The book was longlisted for the 2018 Financial Times Business Book of the Year Award[20] and was named one of TechCrunch's best tech books of 2018.[21]

Criticism

The book has faced criticism for its reliance on anecdotal evidence over statistical or causal analysis. In a review for Quillette, software engineer Sean Welsh argued that "such argument as the book offers is colourful mud-slinging on the basis of anecdotes" and that it "does not support its claims with any statistical or causal analysis." Welsh contended that Chang shows "no awareness that gender parity is the exception not the rule in the US workplace," and that documented psychological research on sex differences in occupational preferences (such as systemizing versus empathizing traits) offers more explanatory power for tech's gender imbalances than a deliberate "boys' club."[22]

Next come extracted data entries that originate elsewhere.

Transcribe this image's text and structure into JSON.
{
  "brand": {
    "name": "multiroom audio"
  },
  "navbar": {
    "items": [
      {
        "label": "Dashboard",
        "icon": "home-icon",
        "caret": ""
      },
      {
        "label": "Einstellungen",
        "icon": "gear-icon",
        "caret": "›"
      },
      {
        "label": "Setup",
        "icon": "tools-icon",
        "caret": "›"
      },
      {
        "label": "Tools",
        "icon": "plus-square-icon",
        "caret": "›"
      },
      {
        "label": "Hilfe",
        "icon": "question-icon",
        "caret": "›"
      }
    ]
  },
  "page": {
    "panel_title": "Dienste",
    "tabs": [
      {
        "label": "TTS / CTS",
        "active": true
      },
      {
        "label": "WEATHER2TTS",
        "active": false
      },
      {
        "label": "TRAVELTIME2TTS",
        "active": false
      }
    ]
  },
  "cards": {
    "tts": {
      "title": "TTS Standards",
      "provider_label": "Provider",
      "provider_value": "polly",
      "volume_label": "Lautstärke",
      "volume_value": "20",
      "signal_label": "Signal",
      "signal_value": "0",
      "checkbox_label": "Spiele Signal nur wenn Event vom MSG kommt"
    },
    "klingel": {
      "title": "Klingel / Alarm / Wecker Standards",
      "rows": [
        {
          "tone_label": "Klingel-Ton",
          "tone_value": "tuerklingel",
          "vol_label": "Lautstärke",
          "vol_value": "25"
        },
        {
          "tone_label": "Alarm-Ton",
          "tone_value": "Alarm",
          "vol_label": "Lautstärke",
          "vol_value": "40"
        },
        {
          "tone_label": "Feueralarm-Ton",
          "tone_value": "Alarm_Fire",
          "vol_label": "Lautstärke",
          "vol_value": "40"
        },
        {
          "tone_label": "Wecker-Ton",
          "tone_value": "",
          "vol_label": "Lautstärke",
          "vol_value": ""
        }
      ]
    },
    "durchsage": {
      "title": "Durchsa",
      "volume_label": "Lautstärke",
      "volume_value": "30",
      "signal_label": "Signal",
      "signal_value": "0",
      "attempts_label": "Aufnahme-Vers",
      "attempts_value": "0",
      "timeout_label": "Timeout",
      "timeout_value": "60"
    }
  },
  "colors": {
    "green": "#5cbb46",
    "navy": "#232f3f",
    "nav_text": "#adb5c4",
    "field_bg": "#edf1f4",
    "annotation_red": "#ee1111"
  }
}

Elon Musk, featured in a Vanity Fair excerpt from the book about a Silicon Valley party, publicly rejected the portrayal. Musk told Wired that Chang's reporting was "salacious nonsense," accusing her of conflating San Francisco sex clubs with "boring VC parties on the Peninsula." He described the specific party he attended as "boring and corporate, with zero sex or nudity anywhere," calling it "nerds on a couch" rather than the "cuddle puddle" depicted.[23]